Bootstrapping XML schema definitions with Claude Opus 4.6: A case study (the good, the bad, and the ugly)

TL;DR

I tried to vibe code an XML schema parser and code generator with Github Copilot using Claude Opus 4.6. I made good progress and learned a lot, but the AI kept lying to me in subtle and enraging ways.

My one-line recommendation on AI

Vibe coding will only pay off if you have, or create, or generate, an impeccable, readable test suite; or if you don’t care about quality.

XSD what now

Some obscure and arguably outdated APIs use the XML Schema Definition format to define their SOAP schemata. It’s a schema definition language as you’d expect, it defines what XMLs are valid and which ones are not - requiring specific element names, types, orders, ranges, whatnot. XSD is - to my knowledge - only supported in HaXML which is a bit dated (it uses String instead of Text, it doesn’t use xml-types).

I need a modern XSD parser and code generator at work. Given an XSD file, it needs to define:

  1. A type corresponding to valid XMLs
  2. A parser parsing XMLs into that type
  3. A pretty printer

XSD is self hosted

In order not to mess this up, a good implementation should be bootstrapped into a self hosting one. What? Well, XSD is written in itself. Meaning, there is a meta schema which describes valid XSD files, and that meta schema is an XSD schema.

So when you make a XSD code generator, the first thing you do is: generate the corresponding code for the xsd meta schema, and point your code generation to the datatype defined there.

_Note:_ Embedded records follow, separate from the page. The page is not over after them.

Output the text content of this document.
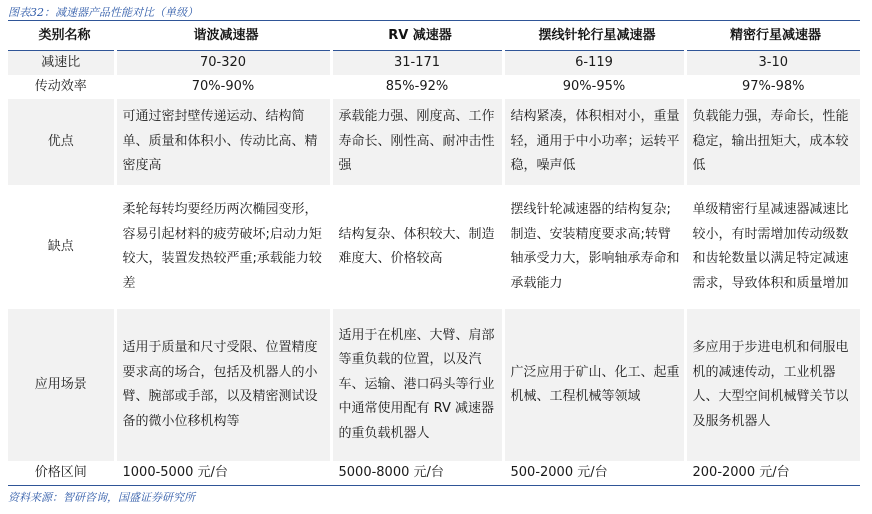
图表32：减速器产品性能对比（单级）
类别名称	谐波减速器	RV 减速器	摆线针轮行星减速器	精密行星减速器
减速比	70-320	31-171	6-119	3-10
传动效率	70%-90%	85%-92%	90%-95%	97%-98%
优点	可通过密封壁传递运动、结构简单、质量和体积小、传动比高、精密度高	承载能力强、刚度高、工作寿命长、刚性高、耐冲击性强	结构紧凑，体积相对小，重量轻，通用于中小功率；运转平稳，噪声低	负载能力强，寿命长，性能稳定，输出扭矩大，成本较低
缺点	柔轮每转均要经历两次椭园变形，容易引起材料的疲劳破坏;启动力矩较大，装置发热较严重;承载能力较差	结构复杂、体积较大、制造难度大、价格较高	摆线针轮减速器的结构复杂;制造、安装精度要求高;转臂轴承受力大，影响轴承寿命和承载能力	单级精密行星减速器减速比较小，有时需增加传动级数和齿轮数量以满足特定减速需求，导致体积和质量增加
应用场景	适用于质量和尺寸受限、位置精度要求高的场合，包括及机器人的小臂、腕部或手部，以及精密测试设备的微小位移机构等	适用于在机座、大臂、肩部等重负载的位置，以及汽车、运输、港口码头等行业中通常使用配有 RV 减速器的重负载机器人	广泛应用于矿山、化工、起重机械、工程机械等领域	多应用于步进电机和伺服电机的减速传动，工业机器人、大型空间机械臂关节以及服务机器人
价格区间	1000-5000 元/台	5000-8000 元/台	500-2000 元/台	200-2000 元/台
资料来源：智研咨询，国盛证券研究所
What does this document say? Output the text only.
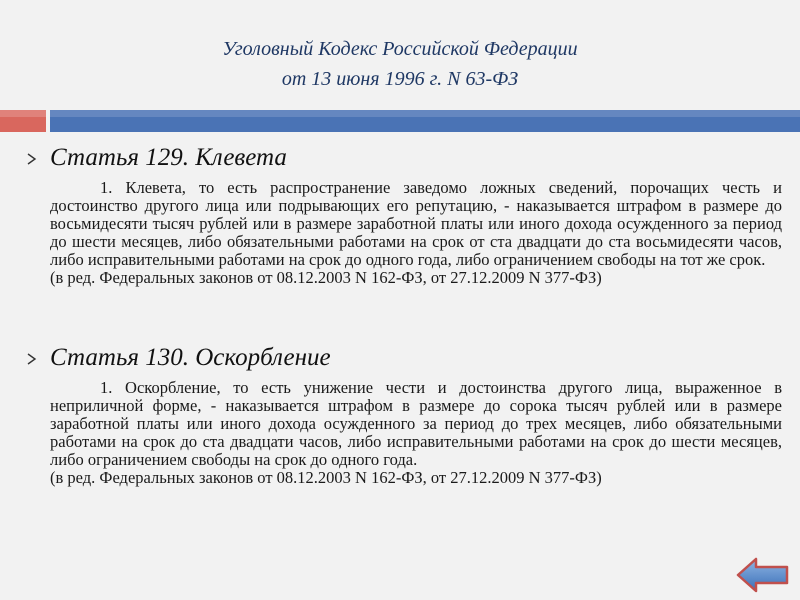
Уголовный Кодекс Российской Федерации
от 13 июня 1996 г. N 63-ФЗ
Статья 129. Клевета
1. Клевета, то есть распространение заведомо ложных сведений, порочащих честь и достоинство другого лица или подрывающих его репутацию, - наказывается штрафом в размере до восьмидесяти тысяч рублей или в размере заработной платы или иного дохода осужденного за период до шести месяцев, либо обязательными работами на срок от ста двадцати до ста восьмидесяти часов, либо исправительными работами на срок до одного года, либо ограничением свободы на тот же срок.
(в ред. Федеральных законов от 08.12.2003 N 162-ФЗ, от 27.12.2009 N 377-ФЗ)
Статья 130. Оскорбление
1. Оскорбление, то есть унижение чести и достоинства другого лица, выраженное в неприличной форме, - наказывается штрафом в размере до сорока тысяч рублей или в размере заработной платы или иного дохода осужденного за период до трех месяцев, либо обязательными работами на срок до ста двадцати часов, либо исправительными работами на срок до шести месяцев, либо ограничением свободы на срок до одного года.
(в ред. Федеральных законов от 08.12.2003 N 162-ФЗ, от 27.12.2009 N 377-ФЗ)
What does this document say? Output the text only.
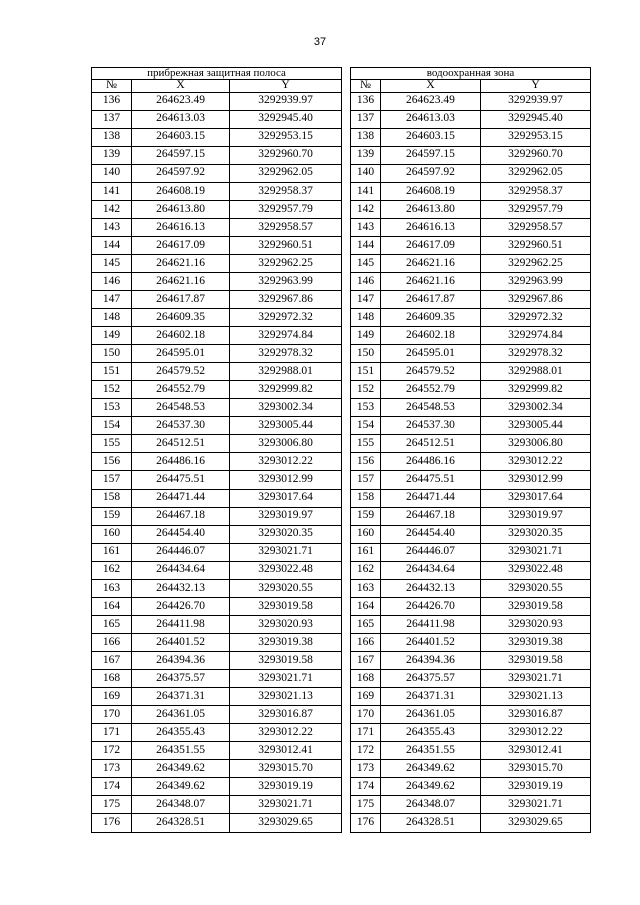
37
прибрежная защитная полоса		
№	X	Y
136	264623.49	3292939.97
137	264613.03	3292945.40
138	264603.15	3292953.15
139	264597.15	3292960.70
140	264597.92	3292962.05
141	264608.19	3292958.37
142	264613.80	3292957.79
143	264616.13	3292958.57
144	264617.09	3292960.51
145	264621.16	3292962.25
146	264621.16	3292963.99
147	264617.87	3292967.86
148	264609.35	3292972.32
149	264602.18	3292974.84
150	264595.01	3292978.32
151	264579.52	3292988.01
152	264552.79	3292999.82
153	264548.53	3293002.34
154	264537.30	3293005.44
155	264512.51	3293006.80
156	264486.16	3293012.22
157	264475.51	3293012.99
158	264471.44	3293017.64
159	264467.18	3293019.97
160	264454.40	3293020.35
161	264446.07	3293021.71
162	264434.64	3293022.48
163	264432.13	3293020.55
164	264426.70	3293019.58
165	264411.98	3293020.93
166	264401.52	3293019.38
167	264394.36	3293019.58
168	264375.57	3293021.71
169	264371.31	3293021.13
170	264361.05	3293016.87
171	264355.43	3293012.22
172	264351.55	3293012.41
173	264349.62	3293015.70
174	264349.62	3293019.19
175	264348.07	3293021.71
176	264328.51	3293029.65
водоохранная зона		
№	X	Y
136	264623.49	3292939.97
137	264613.03	3292945.40
138	264603.15	3292953.15
139	264597.15	3292960.70
140	264597.92	3292962.05
141	264608.19	3292958.37
142	264613.80	3292957.79
143	264616.13	3292958.57
144	264617.09	3292960.51
145	264621.16	3292962.25
146	264621.16	3292963.99
147	264617.87	3292967.86
148	264609.35	3292972.32
149	264602.18	3292974.84
150	264595.01	3292978.32
151	264579.52	3292988.01
152	264552.79	3292999.82
153	264548.53	3293002.34
154	264537.30	3293005.44
155	264512.51	3293006.80
156	264486.16	3293012.22
157	264475.51	3293012.99
158	264471.44	3293017.64
159	264467.18	3293019.97
160	264454.40	3293020.35
161	264446.07	3293021.71
162	264434.64	3293022.48
163	264432.13	3293020.55
164	264426.70	3293019.58
165	264411.98	3293020.93
166	264401.52	3293019.38
167	264394.36	3293019.58
168	264375.57	3293021.71
169	264371.31	3293021.13
170	264361.05	3293016.87
171	264355.43	3293012.22
172	264351.55	3293012.41
173	264349.62	3293015.70
174	264349.62	3293019.19
175	264348.07	3293021.71
176	264328.51	3293029.65
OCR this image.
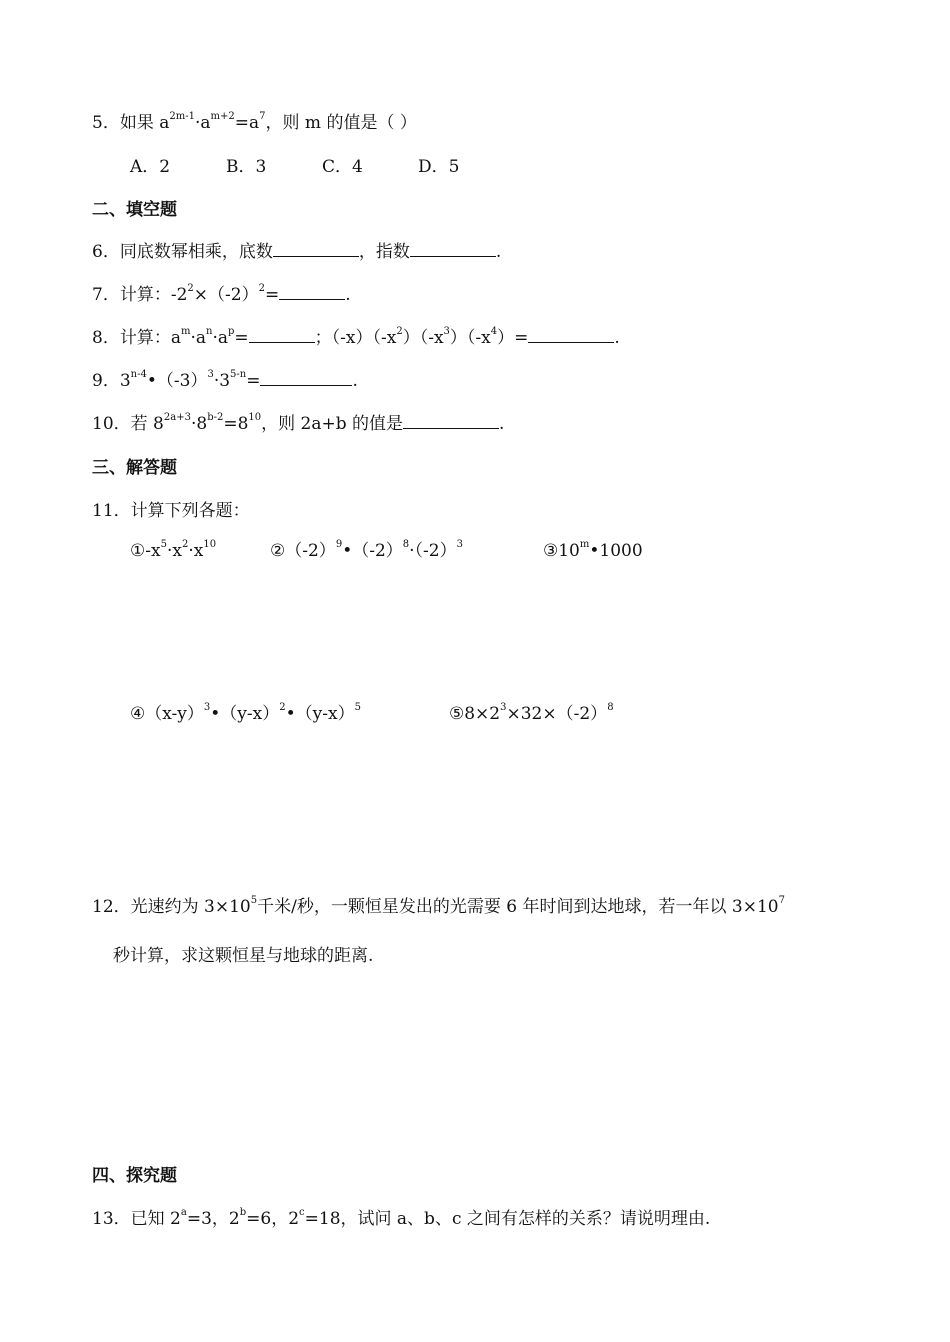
5．如果 $a^{2m-1}\cdot a^{m+2}=a^7$，则 m 的值是（ ）
A．2	B．3	C．4	D．5
二、填空题
6．同底数幂相乘，底数	，指数	.
7．计算：$-2^2\times(-2)^2=$	.
8．计算：$a^m\cdot a^n\cdot a^p=$	；$(-x)(-x^2)(-x^3)(-x^4)=$	.
9．$3^{n-4}•(-3)^3\cdot 3^{5-n}=$	.
10．若 $8^{2a+3}\cdot 8^{b-2}=8^{10}$，则 2a+b 的值是	.
三、解答题
11．计算下列各题：
$①-x^5\cdot x^2\cdot x^{10}$	$②(-2)^9•(-2)^8\cdot(-2)^3$	③10$^m$•1000
$④(x-y)^3•(y-x)^2•(y-x)^5$	$⑤8\times 2^3\times 32\times(-2)^8$
12．光速约为 $3\times 10^5$千米/秒，一颗恒星发出的光需要 6 年时间到达地球，若一年以 $3\times 10^7$
秒计算，求这颗恒星与地球的距离.
四、探究题
13．已知 $2^a=3$，$2^b=6$，$2^c=18$，试问 a、b、c 之间有怎样的关系？请说明理由.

The journey I’ll sing about

I obviously couldn’t be bothered to do this by hand. XSD is complex and has corner cases. The great openapi3 code generator was a thesis, not an afternoon project. Ok, on the Haskell matrix channel I have been mistaken for an AI in the past, so maybe I should have this relentless patience and just chew through it. But didn’t you know that AIs are also lazy? Oh, you will soon!

So an AI has to do the gritty job. I had this XSD bootstrapping idea on the backburner for some time, and finally Claude Opus 4.6 seems strong enough to shoulder the task.

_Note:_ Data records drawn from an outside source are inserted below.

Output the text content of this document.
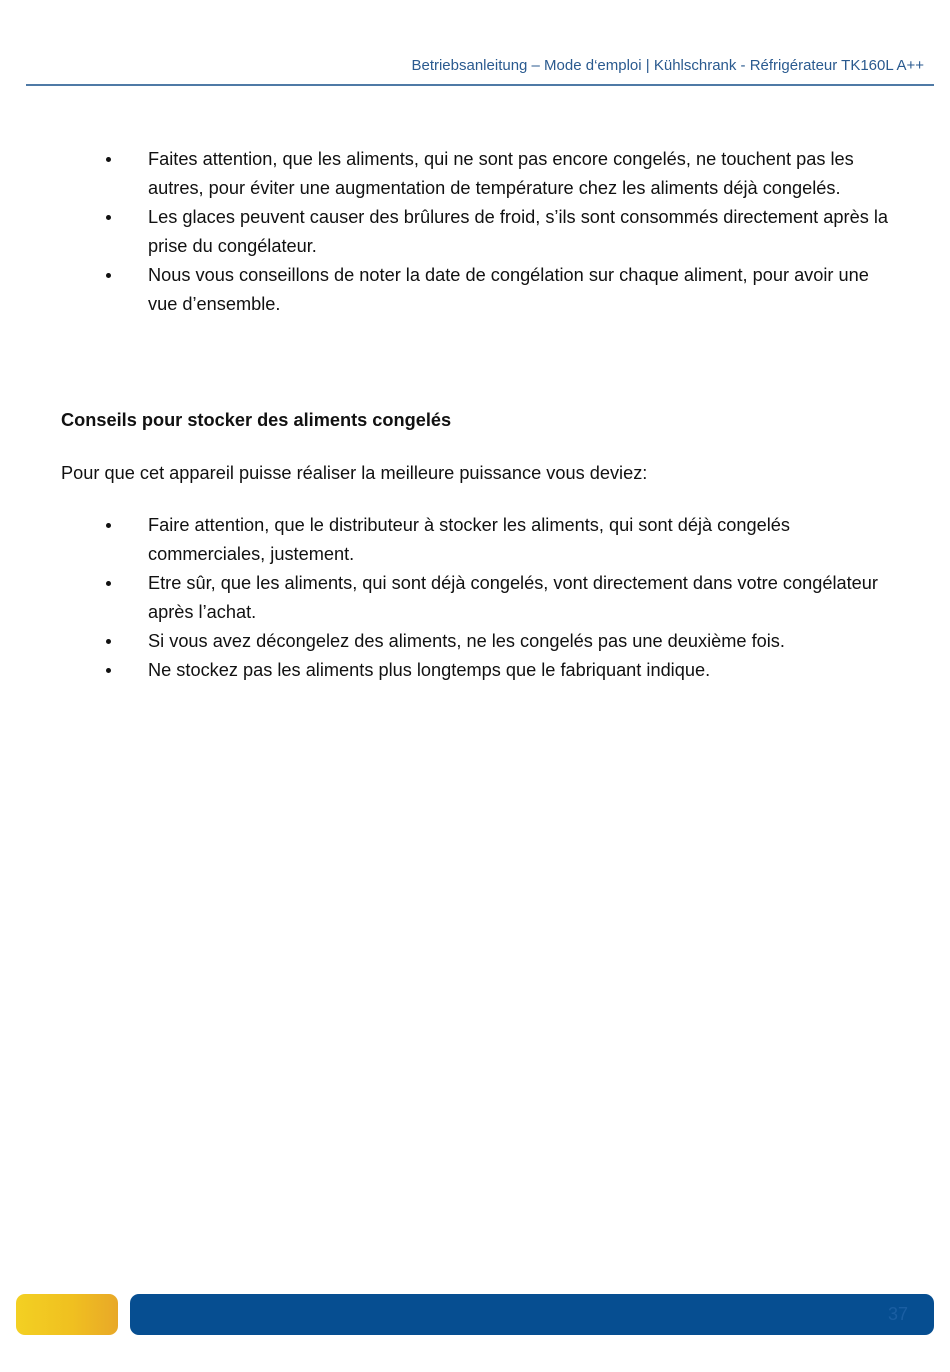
Betriebsanleitung – Mode d‘emploi | Kühlschrank - Réfrigérateur TK160L A++
Faites attention, que les aliments, qui ne sont pas encore congelés, ne touchent pas les autres, pour éviter une augmentation de température chez les aliments déjà congelés.
Les glaces peuvent causer des brûlures de froid, s’ils sont consommés directement après la prise du congélateur.
Nous vous conseillons de noter la date de congélation sur chaque aliment, pour avoir une vue d’ensemble.
Conseils pour stocker des aliments congelés
Pour que cet appareil puisse réaliser la meilleure puissance vous deviez:
Faire attention, que le distributeur à stocker les aliments, qui sont déjà congelés commerciales, justement.
Etre sûr, que les aliments, qui sont déjà congelés, vont directement dans votre congélateur après l’achat.
Si vous avez décongelez des aliments, ne les congelés pas une deuxième fois.
Ne stockez pas les aliments plus longtemps que le fabriquant indique.
37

Easy sailing, right? Just tell it to create a bootstrap schema, then tell it to bootstrap XSD, and then tell it to generate from the bootstrapped version. That way we ensure we don’t get some hallucinated implementation, but the real thing: We’re backed up by the original XSD meta schema.

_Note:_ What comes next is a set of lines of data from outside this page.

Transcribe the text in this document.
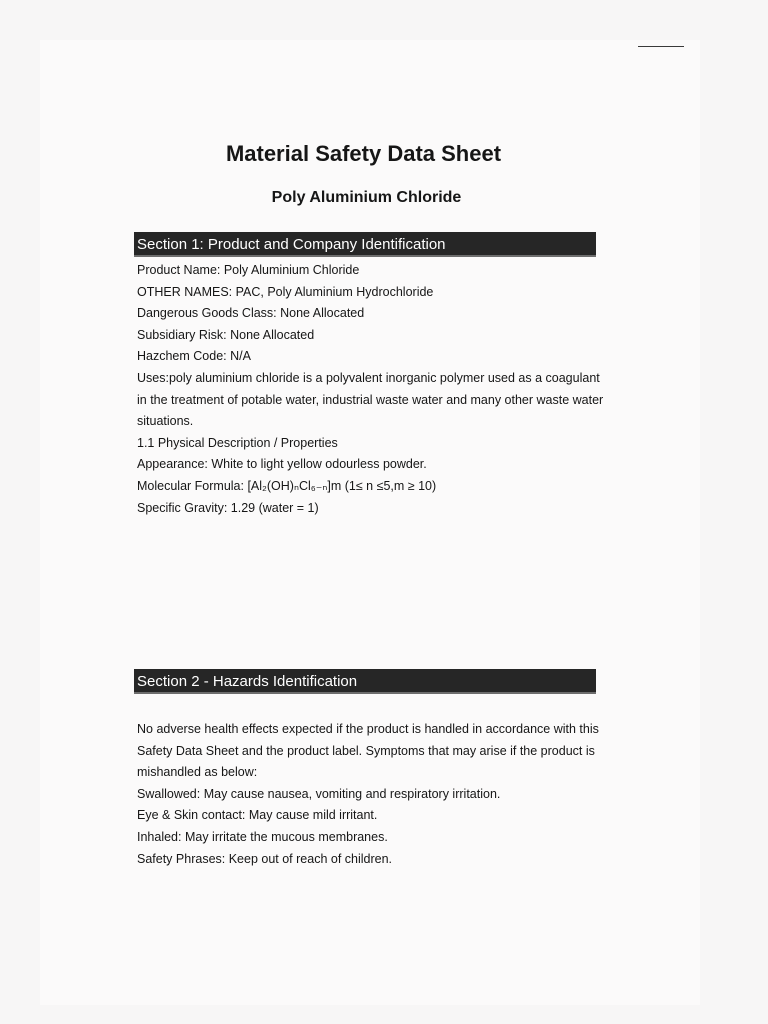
Material Safety Data Sheet
Poly Aluminium Chloride
Section 1: Product and Company Identification
Product Name: Poly Aluminium Chloride
OTHER NAMES: PAC, Poly Aluminium Hydrochloride
Dangerous Goods Class: None Allocated
Subsidiary Risk: None Allocated
Hazchem Code: N/A
Uses:poly aluminium chloride is a polyvalent inorganic polymer used as a coagulant in the treatment of potable water, industrial waste water and many other waste water situations.
1.1 Physical Description / Properties
Appearance: White to light yellow odourless powder.
Molecular Formula: [Al₂(OH)ₙCl₆₋ₙ]m (1≤ n ≤5,m ≥ 10)
Specific Gravity: 1.29 (water = 1)
Section 2 - Hazards Identification
No adverse health effects expected if the product is handled in accordance with this Safety Data Sheet and the product label. Symptoms that may arise if the product is mishandled as below:
Swallowed: May cause nausea, vomiting and respiratory irritation.
Eye & Skin contact: May cause mild irritant.
Inhaled: May irritate the mucous membranes.
Safety Phrases: Keep out of reach of children.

Wow, I was so wrong. Claude lied to me in subtle ways about crucial details.

The good

First, everything looked great. All the scaffolding of all the necessary files, creating test suites, executables… I don’t need to learn how to use optparse-applicative! Migrate the test suite from hspec to tasty in a minute, done!

The bad

A quick inspection of the code shows that it can’t be right. All the data definitions are just newtypes around Maybe Text. Ok, it does parse something, but that information isn’t stored anywhere.

Having a look at the code generation “function”. Turns out it’s the constant function. Claude decided that it’s much easier to just have a bogus function that gets the XSD meta schema as an argument, discards it, and then just outputs a big text constant containing the Haskell code of a half-assed XSD implementation, which is later written to a file.

Time to bootstrap! I want to know how clever Claude really is, so I don’t point out its mistakes. I create a setup (ok, I let it create a setup) where it will soon discover its mistakes itself: It has to create a few XSD schemas, and both valid and invalid XMLs, and then test the bootstrapped XSD generator against xmllint. It found a lot of bugs.

The ugly

And it went on to fix all the bugs, it told me! Not much later, green test suite, all done. Claude applauds itself and even writes :tada: emojis. It works! Right? RIGHT??

Haha, no.

There were so many turning points were I discovered how Claude went around my requirements in dumb and creative ways that I lost track of the order in which they appeared.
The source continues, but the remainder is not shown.